Wednesday, March 4, 2009

Multiple options for a multi-option referendum

OK, I can't resist, one more outing for AM2-watch. In reply to the comments on his latest post berating all three unionist parties for not getting the anti-SNP "core message" right (only a true 'Alpha Male' could imagine that three completely separate political parties are all 'off-message' just because they happen to be diverging slightly from what he personally would like them to say!) he returns to the old red herring of the possibility of independence coming about on a 'minority vote' in a multi-option referendum. The example he gives is one in which independence and the status quo both received 35% of the vote on the first count, and the option of greater powers for the devolved parliament received only 30%. In this scenario, the second preference votes of those who voted for enhanced devolution would decide the result, and it would be perfectly conceivable that they could break in favour of independence. This is not AM2's "idea of democracy", he sniffs. The trouble is this result would perfectly accurately reflect what people had actually voted for - so what exactly is AM2's idea of democracy?

People wouldn't go into the voting booths with their eyes closed. Someone who supported enhanced devolution would know perfectly well that they were answering the question 'if your preferred option is no longer possible, would you prefer the status quo or independence?'. It may seem incredible to AM2 that such a person would opt for independence in response to that question, but if they did so in all conscience where is the problem? How would a majority obtained in that situation differ from one obtained in a single-option referendum on independence where supporters of enhanced devolution would still effectively be giving their second preference? Actually, the only difference is they wouldn't have the opportunity to express their first preference - how is that any more 'democratic'?

But there's a simple antidote to these utterly bogus objections to a multi-option referendum - and that is to conduct it under a run-off system. If none of the three options achieves an absolute majority, a second ballot would be held a week later to choose between the two most popular options. Then, everyone would know exactly where they stand, and there could be no question of anything going through "by the back door" or "on a minority vote".


  1. AM2's preferred option is that no one gets an option.

  2. Ha ha scunnert, very true. It's all rather sad because so many of my unionist friends now say they'd be happy to have the referendum.

  3. Who is AM2 ? Is he some sort of spoof comedian ?

    Honestly his take on the SNP is getting more desperate by the day. What happened to him at School?, did someone kick him in the balls and shouted, "Independence to your left testicle"

  4. Two conditions have to be met in order for a third option to go on the ballot paper.

    It has to be a well defined option. Not something like, "More powers", or, "Enhanced Devolution", it has to be spelled out in detail somewhere exactly what is on offer instead of the status quo or indpendence.

    Then the Government of the day in Westminster has to agree to implement the third option to the letter before the referendum takes place if that is the way the vote goes.
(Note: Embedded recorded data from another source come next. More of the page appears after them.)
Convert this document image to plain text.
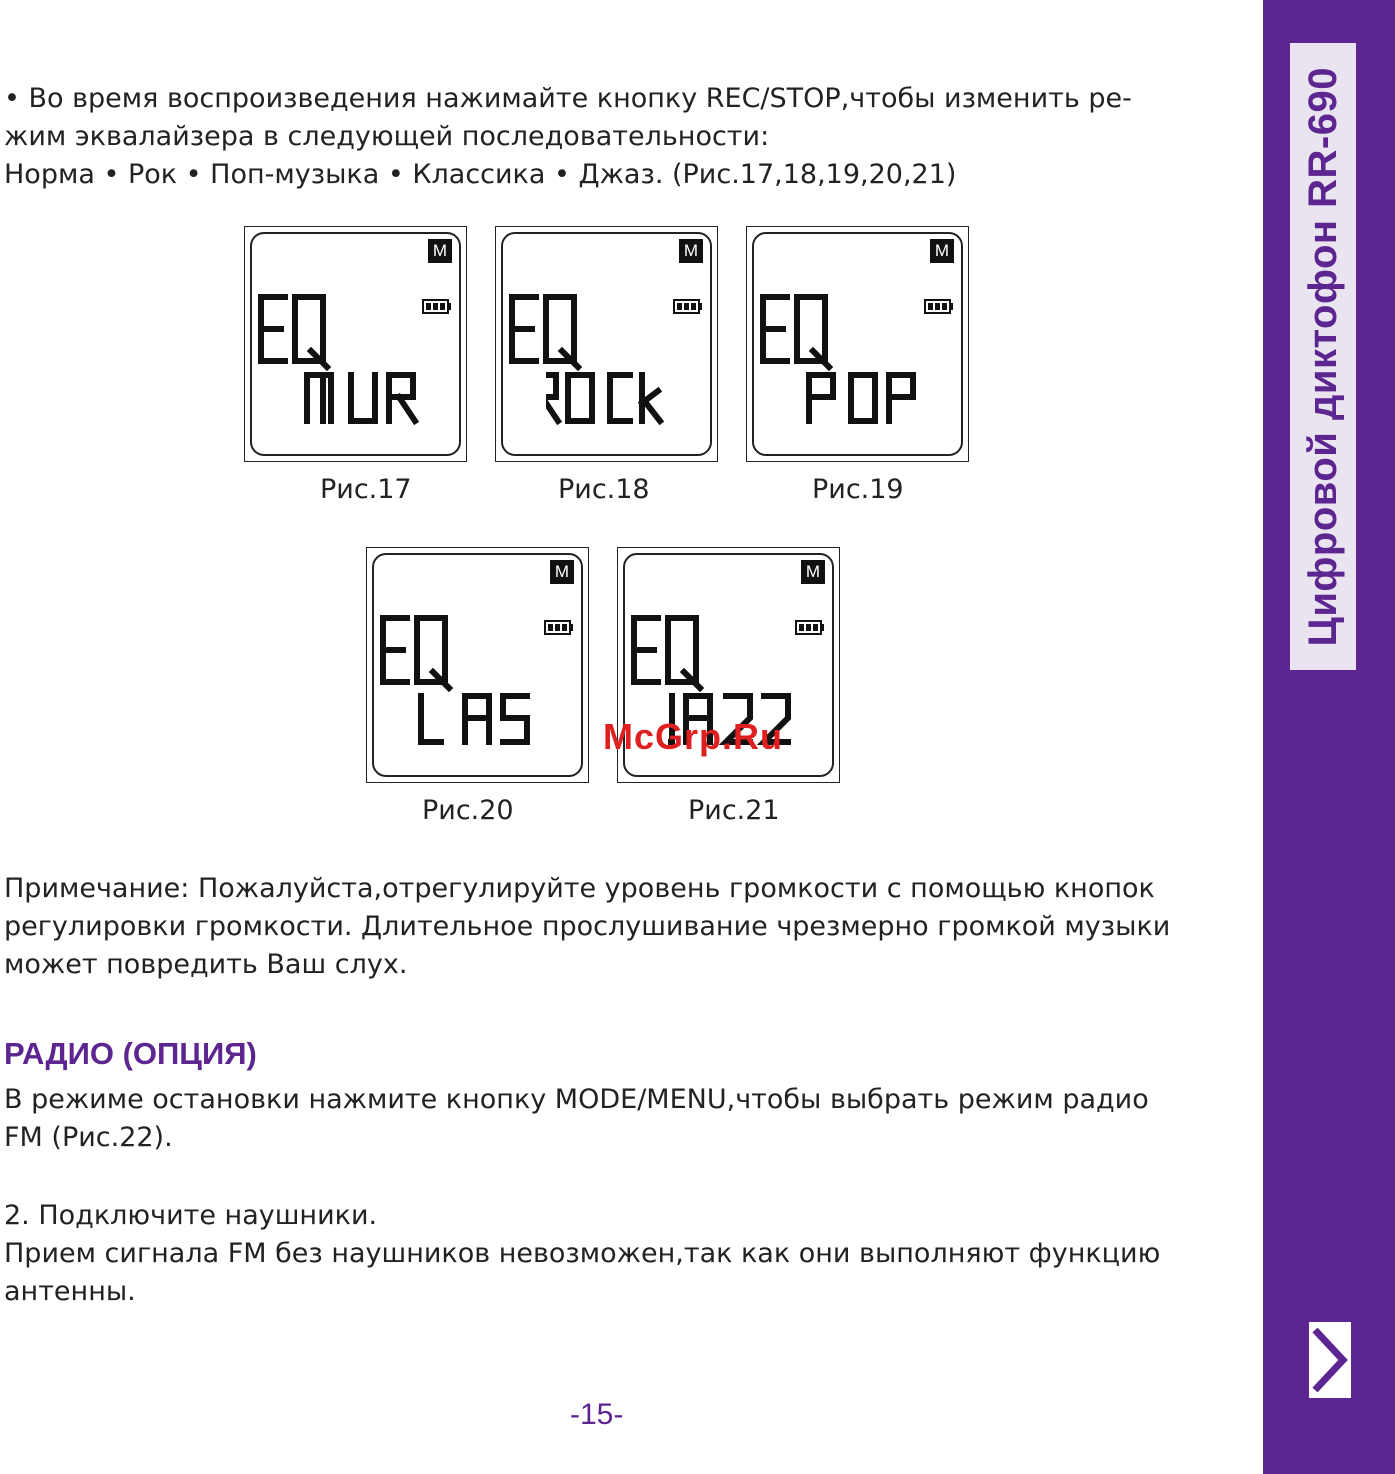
Цифровой диктофон RR-690
• Во время воспроизведения нажимайте кнопку REC/STOP,чтобы изменить ре-
жим эквалайзера в следующей последовательности:
Норма • Рок • Поп-музыка • Классика • Джаз. (Рис.17,18,19,20,21)
M
Рис.17
M
Рис.18
M
Рис.19
M
Рис.20
M
Рис.21
McGrp.Ru
Примечание: Пожалуйста,отрегулируйте уровень громкости с помощью кнопок
регулировки громкости. Длительное прослушивание чрезмерно громкой музыки
может повредить Ваш слух.
РАДИО (ОПЦИЯ)
В режиме остановки нажмите кнопку MODE/MENU,чтобы выбрать режим радио
FM (Рис.22).
2. Подключите наушники.
Прием сигнала FM без наушников невозможен,так как они выполняют функцию
антенны.
-15-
    The problem for the third option proponents is that the Calman Commission which was instituted to provide the third option has rejected fiscal-autonomy in pretty much any form and looks likely to come up with something which is the status quo with a few bells and ribbons on it. This will not be an option which will be radically different from the status quo and may not even be worth putting on the referendum.

    There is also no guarantee that any incoming Conservative Government would agree to implement the Calman proposals especially as the Conservatives in Scotland haven't even bothered to submit anything to it. Not a good omen.

    If we get an independence referendum I'm not convinced it will have a third option on it.

  5. Hi Scot,

    I would normally rather that you did not refer to AM2's blog as it just encourages him. I stopped submitting comments to it some time ago for that reason, however this time I have to concede that you have constructed a very good artice out of it and generated some excellent comments.

    I concur with Dug's view about Calman. Since the SNP formed the Scottish Government any appetite for further devolved powers within Westminster (especially within the ranks of the Scottish Labour MP's) has evaporated completely.

    Calman will therefore be very reluctant to recommend anything much in the way of additional powers, (the Clunking Fist has already indicated he does not want this) and might actually be resisting pressure to recommend a reduction. Similarly, if "Call me Dave", as expected, forms the next government before a future settlement is established, I expect that he would pursue it with all the vigour of a dead cat. History gives a precedent here in Thatcher's lack of action after the 1970's referendum.

    Forget trying to get Devolution Max. It ain't gonna happen. Campaign for Independence.